O avanço do sarampo nas Américas colocou o Brasil em estado de alerta máximo. Dados recentes indicam forte aumento de casos no início de 2026, acendendo o sinal para intensificação da vacinação e vigilância epidemiológica no país.

O cenário internacional preocupa autoridades sanitárias brasileiras diante da escalada da doença em diversos países do continente. Em 2025, foram registrados 14.891 casos e 29 mortes nas Américas. Já em 2026, até o início de março, o número chegou a 7.145 infecções — praticamente metade de todo o ano anterior em apenas dois meses.

No Brasil, o primeiro caso deste ano foi confirmado recentemente em uma bebê de 6 meses, após viagem internacional. Apesar disso, o país mantém o status de área livre do sarampo, reconquistado em 2024, já que não há transmissão sustentada em território nacional.

Para conter riscos, o sistema de saúde intensificou ações de prevenção, incluindo campanhas de vacinação, principalmente em regiões de fronteira e áreas com baixa cobertura vacinal. A imunização segue sendo a principal forma de proteção contra a doença.

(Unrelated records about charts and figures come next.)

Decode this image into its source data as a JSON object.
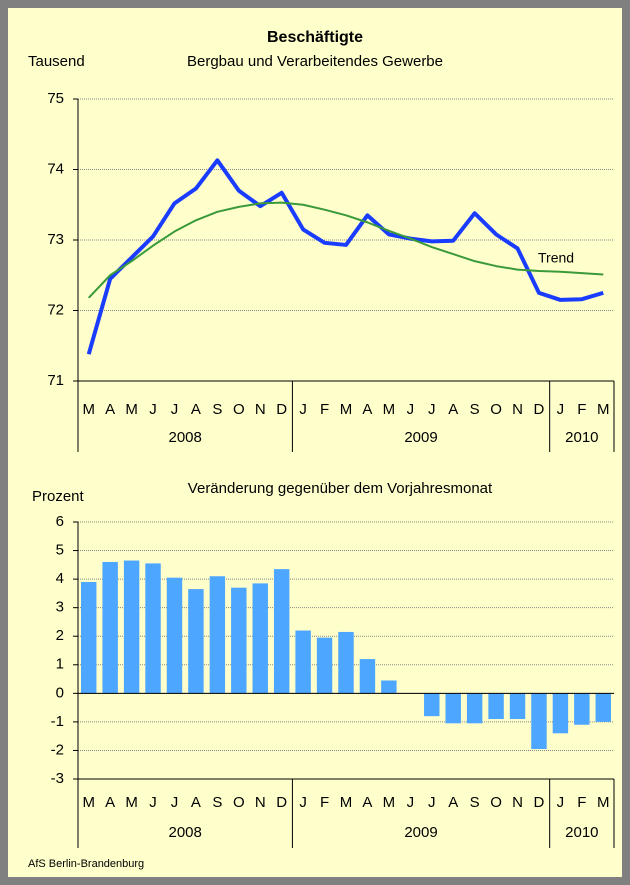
{
  "footer": "AfS Berlin-Brandenburg",
  "chart_data": [
    {
      "type": "line",
      "title": "Beschäftigte",
      "subtitle": "Bergbau und Verarbeitendes Gewerbe",
      "y_label": "Tausend",
      "categories": [
        "M",
        "A",
        "M",
        "J",
        "J",
        "A",
        "S",
        "O",
        "N",
        "D",
        "J",
        "F",
        "M",
        "A",
        "M",
        "J",
        "J",
        "A",
        "S",
        "O",
        "N",
        "D",
        "J",
        "F",
        "M"
      ],
      "x_groups": [
        {
          "label": "2008",
          "count": 10
        },
        {
          "label": "2009",
          "count": 12
        },
        {
          "label": "2010",
          "count": 3
        }
      ],
      "series": [
        {
          "name": "Beschäftigte",
          "color": "#1a3cff",
          "width": 4,
          "values": [
            71.38,
            72.45,
            72.75,
            73.05,
            73.52,
            73.73,
            74.13,
            73.7,
            73.48,
            73.67,
            73.15,
            72.96,
            72.93,
            73.35,
            73.08,
            73.02,
            72.98,
            72.99,
            73.38,
            73.08,
            72.88,
            72.25,
            72.15,
            72.16,
            72.25
          ]
        },
        {
          "name": "Trend",
          "color": "#3a9a3a",
          "width": 2,
          "values": [
            72.18,
            72.5,
            72.7,
            72.92,
            73.12,
            73.28,
            73.4,
            73.47,
            73.52,
            73.53,
            73.5,
            73.43,
            73.35,
            73.25,
            73.13,
            73.02,
            72.9,
            72.8,
            72.7,
            72.63,
            72.58,
            72.56,
            72.55,
            72.53,
            72.51
          ]
        }
      ],
      "annotations": [
        {
          "text": "Trend"
        }
      ],
      "ylim": [
        71,
        75
      ],
      "yticks": [
        71,
        72,
        73,
        74,
        75
      ],
      "grid": true
    },
    {
      "type": "bar",
      "title": "Veränderung gegenüber dem Vorjahresmonat",
      "y_label": "Prozent",
      "categories": [
        "M",
        "A",
        "M",
        "J",
        "J",
        "A",
        "S",
        "O",
        "N",
        "D",
        "J",
        "F",
        "M",
        "A",
        "M",
        "J",
        "J",
        "A",
        "S",
        "O",
        "N",
        "D",
        "J",
        "F",
        "M"
      ],
      "x_groups": [
        {
          "label": "2008",
          "count": 10
        },
        {
          "label": "2009",
          "count": 12
        },
        {
          "label": "2010",
          "count": 3
        }
      ],
      "color": "#4da6ff",
      "values": [
        3.9,
        4.6,
        4.65,
        4.55,
        4.05,
        3.65,
        4.1,
        3.7,
        3.85,
        4.35,
        2.2,
        1.95,
        2.15,
        1.2,
        0.45,
        0,
        -0.8,
        -1.05,
        -1.05,
        -0.9,
        -0.9,
        -1.95,
        -1.4,
        -1.1,
        -1.0
      ],
      "ylim": [
        -3,
        6
      ],
      "yticks": [
        -3,
        -2,
        -1,
        0,
        1,
        2,
        3,
        4,
        5,
        6
      ],
      "grid": true
    }
  ]
}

O calendário do SUS prevê duas doses da vacina: a primeira aos 12 meses (tríplice viral) e a segunda aos 15 meses (tetraviral). Em 2025, 92,5% das crianças receberam a primeira dose, mas apenas 77,9% completaram o esquema vacinal no prazo adequado.

Diante de casos suspeitos, equipes de saúde realizam o chamado bloqueio vacinal, imunizando rapidamente pessoas que tiveram contato com possíveis infectados. Também são feitas buscas ativas nas comunidades e unidades de saúde para identificar novos casos.

Em situações específicas, bebês entre 6 meses e 1 ano podem receber a chamada “dose zero”, como medida preventiva, devendo ainda cumprir o esquema regular posteriormente.

Após confirmação de um caso, o monitoramento é mantido por até três meses para evitar novos surtos.

O aumento da circulação de pessoas entre países, especialmente em eventos internacionais, amplia o risco de disseminação do vírus. Por isso, reforça-se a orientação para que viajantes estejam com a vacinação em dia.

Além disso, aeroportos e portos têm reforçado campanhas educativas sobre a importância da imunização, enquanto áreas turísticas e regiões de fronteira seguem sob vigilância constante.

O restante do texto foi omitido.